“We’ve got a once in a generation chance to get this right.”
John Christophers is the architect behind the UK’s first zero carbon retrofit. A flagship example of retrofitting a Victorian house. He is one of the driving forces behind Retrofit Balsall Heath, a social movement to transform the energy efficiency and aesthetic of the built environment in his hometown.
The house is performing better than zero carbon, and John has been hosting open days at his home in Balsall Heath to start conversations about how to retrofit homes across the UK at a community-led level. This feels particularly urgent within the context of the energy, health and climate crisis and colder weather around the corner. “We’ve got a once in a generation chance to get this right,” John says.
Currently, retrofit funding is designed to address one thing at a time, for example, to replace the windows in one privately owned house, when what we really need is to bring energy use right down by fully insulating the walls, roofs, floors, windows and doors, and get the remaining energy needed from renewables and heat pumps. “If we only put in half the insulation, we’ve still got all the disruption, all the overhead costs. We must go the whole way.”
Community-led When it comes to retrofit every detail matters. A housing development for 450 homes had received planning permission on the basis that they put heat pumps into the development, but they planned to put in gas boilers instead. The news came as a letter through the door with a variation of the planning condition application. Most people would probably just put the letter straight in the bin, but someone picked it up. They worked out that in fact, if the development went ahead, and they changed the heat pumps to gas boilers, then there would be 2 million extra kgs of poisonous nitrous oxide as well as CO2 emission “in the middle of a very dense urban area,”

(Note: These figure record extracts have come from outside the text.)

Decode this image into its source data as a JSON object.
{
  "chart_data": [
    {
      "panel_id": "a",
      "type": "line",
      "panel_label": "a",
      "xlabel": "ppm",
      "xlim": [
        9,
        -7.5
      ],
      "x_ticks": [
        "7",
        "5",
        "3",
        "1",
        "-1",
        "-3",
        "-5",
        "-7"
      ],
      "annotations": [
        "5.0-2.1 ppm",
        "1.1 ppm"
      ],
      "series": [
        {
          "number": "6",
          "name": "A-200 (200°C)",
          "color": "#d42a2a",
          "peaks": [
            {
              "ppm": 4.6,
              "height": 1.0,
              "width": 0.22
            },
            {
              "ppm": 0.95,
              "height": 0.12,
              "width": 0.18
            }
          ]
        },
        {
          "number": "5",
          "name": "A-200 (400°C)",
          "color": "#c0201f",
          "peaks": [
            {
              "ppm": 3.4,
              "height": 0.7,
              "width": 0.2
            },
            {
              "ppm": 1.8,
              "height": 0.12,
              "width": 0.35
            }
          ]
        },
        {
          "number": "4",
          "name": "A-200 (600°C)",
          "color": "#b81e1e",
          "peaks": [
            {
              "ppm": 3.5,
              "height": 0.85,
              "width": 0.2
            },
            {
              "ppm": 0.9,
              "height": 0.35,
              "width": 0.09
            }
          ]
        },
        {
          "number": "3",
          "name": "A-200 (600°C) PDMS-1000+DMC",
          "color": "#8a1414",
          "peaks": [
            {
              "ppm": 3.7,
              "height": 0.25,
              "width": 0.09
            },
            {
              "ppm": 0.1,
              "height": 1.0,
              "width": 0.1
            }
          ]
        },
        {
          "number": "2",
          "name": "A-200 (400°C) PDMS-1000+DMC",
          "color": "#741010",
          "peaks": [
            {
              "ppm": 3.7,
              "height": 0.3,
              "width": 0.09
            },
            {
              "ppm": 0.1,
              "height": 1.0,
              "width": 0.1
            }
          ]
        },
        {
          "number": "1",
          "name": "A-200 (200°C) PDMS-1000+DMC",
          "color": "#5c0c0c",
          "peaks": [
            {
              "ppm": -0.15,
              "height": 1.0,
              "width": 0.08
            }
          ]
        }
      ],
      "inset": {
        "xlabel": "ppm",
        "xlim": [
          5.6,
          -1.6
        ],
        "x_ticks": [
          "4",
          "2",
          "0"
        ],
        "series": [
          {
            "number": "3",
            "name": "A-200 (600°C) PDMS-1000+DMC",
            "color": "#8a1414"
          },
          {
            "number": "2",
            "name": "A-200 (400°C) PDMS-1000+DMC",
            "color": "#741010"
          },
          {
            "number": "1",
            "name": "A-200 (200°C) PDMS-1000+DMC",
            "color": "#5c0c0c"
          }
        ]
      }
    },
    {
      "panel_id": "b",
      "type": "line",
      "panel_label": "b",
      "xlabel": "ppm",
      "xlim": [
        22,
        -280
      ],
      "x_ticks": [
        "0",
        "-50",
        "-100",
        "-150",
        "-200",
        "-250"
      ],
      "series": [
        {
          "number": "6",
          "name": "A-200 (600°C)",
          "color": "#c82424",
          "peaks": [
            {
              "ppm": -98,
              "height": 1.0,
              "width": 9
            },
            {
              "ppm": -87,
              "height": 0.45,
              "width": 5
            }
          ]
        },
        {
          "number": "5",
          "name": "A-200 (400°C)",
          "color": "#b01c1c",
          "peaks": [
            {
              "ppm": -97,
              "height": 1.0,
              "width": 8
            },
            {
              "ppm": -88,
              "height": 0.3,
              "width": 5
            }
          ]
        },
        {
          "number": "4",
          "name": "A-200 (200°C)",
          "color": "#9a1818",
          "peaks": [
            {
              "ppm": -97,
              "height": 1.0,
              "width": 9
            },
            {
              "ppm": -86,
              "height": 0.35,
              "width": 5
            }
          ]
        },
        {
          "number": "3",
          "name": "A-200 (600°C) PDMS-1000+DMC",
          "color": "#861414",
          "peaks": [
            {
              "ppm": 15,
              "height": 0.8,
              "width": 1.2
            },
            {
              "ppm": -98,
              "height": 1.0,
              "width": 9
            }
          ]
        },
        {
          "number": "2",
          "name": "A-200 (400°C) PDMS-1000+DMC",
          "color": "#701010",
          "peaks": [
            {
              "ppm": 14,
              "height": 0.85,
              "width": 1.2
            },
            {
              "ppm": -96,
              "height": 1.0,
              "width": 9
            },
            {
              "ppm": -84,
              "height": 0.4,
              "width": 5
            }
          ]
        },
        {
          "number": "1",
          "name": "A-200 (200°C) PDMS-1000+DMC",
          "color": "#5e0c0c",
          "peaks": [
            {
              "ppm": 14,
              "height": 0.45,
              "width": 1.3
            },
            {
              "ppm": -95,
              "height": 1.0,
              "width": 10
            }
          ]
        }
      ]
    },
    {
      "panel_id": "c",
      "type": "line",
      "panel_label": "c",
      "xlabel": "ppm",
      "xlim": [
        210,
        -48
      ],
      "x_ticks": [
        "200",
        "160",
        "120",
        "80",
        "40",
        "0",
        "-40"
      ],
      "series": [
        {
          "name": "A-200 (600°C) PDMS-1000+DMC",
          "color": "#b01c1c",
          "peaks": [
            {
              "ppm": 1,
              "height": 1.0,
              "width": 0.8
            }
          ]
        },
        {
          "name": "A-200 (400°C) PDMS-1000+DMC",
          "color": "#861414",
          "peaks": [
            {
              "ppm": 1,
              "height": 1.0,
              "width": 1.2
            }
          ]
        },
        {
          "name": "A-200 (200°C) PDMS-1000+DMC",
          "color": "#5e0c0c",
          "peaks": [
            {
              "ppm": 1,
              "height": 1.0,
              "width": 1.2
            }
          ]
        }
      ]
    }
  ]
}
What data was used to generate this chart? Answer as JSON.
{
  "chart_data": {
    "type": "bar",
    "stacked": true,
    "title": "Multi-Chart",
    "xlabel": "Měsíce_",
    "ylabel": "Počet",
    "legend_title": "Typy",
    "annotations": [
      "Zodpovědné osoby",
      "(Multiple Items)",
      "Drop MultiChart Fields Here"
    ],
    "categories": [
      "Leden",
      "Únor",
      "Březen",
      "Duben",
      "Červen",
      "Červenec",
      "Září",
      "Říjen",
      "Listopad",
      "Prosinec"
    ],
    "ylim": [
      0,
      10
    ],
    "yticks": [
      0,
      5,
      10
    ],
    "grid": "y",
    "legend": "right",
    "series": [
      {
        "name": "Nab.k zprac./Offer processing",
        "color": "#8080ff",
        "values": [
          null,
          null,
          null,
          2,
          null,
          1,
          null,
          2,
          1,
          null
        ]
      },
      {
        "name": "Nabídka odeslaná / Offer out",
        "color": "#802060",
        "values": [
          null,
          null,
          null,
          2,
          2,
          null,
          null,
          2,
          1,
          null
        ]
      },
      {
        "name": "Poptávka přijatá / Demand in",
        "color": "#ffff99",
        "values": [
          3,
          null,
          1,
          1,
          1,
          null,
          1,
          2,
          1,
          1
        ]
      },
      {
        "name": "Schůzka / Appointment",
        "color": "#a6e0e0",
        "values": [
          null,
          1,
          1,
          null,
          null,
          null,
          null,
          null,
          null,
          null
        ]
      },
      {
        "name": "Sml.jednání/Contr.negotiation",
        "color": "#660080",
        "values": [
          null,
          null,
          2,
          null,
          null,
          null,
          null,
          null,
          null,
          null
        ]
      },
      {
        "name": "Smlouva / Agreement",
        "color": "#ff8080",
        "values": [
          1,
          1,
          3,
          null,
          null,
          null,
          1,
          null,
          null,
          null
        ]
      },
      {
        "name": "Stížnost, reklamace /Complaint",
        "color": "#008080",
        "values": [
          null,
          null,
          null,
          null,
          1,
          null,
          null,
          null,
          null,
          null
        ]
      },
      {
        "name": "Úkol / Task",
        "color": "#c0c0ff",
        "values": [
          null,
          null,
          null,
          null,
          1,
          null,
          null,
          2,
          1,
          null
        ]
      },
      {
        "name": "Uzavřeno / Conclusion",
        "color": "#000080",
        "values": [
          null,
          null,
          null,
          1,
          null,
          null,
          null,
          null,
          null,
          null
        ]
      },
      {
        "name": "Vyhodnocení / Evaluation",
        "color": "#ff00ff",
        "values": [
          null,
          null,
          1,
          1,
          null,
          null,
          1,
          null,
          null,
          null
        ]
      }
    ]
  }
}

Lots of people, once this was explained to them, wrote letters of objection. “And I’m really pleased to say that in the end, the planners didn’t even have to refuse the application… the developers withdrew it”. The power of winning a campaign like that, locally, has just been fantastic in terms of people understanding what the issues are, and feeling that we the people can do something.”
A key thing for a large-scale retrofit project is that it cannot be top-down, with a bit of community involvement. It must be community-led. There’s a precedent for this in Housing Action Trusts, an urban regeneration model that was used in Castle Vale, which brought together local residents and legal, finance and design professionals. Decisions were made by the community, and then supported by that process.
John is also inspired by models like People Powered Retrofit in Manchester, which pairs residents with trades people who’ve got skills to retrofit their homes. He sees opportunity for new jobs and skills in this movement, if we can create the infrastructure to train people. What John would really love to do, is to upskill experts who have lived in the area for twenty years, and get them accredited to do the work and affiliated to other organisations that the Council would be willing to contract.
The Role of Creativity
Arts has an integral part to play to explain, interpret and celebrate what needs to be done within the community. At the Balsall Heath carnival, the zero carbon house hosted a theatre performance to demonstrate retrofit. Actors in builders hats went through the motions of reimagining a Wendy house, by lifting the roof, putting the insulation in the walls, fitting a few triple glazed windows and a heat pump. “There was a lot of fun and laughs in bringing that together,” John says.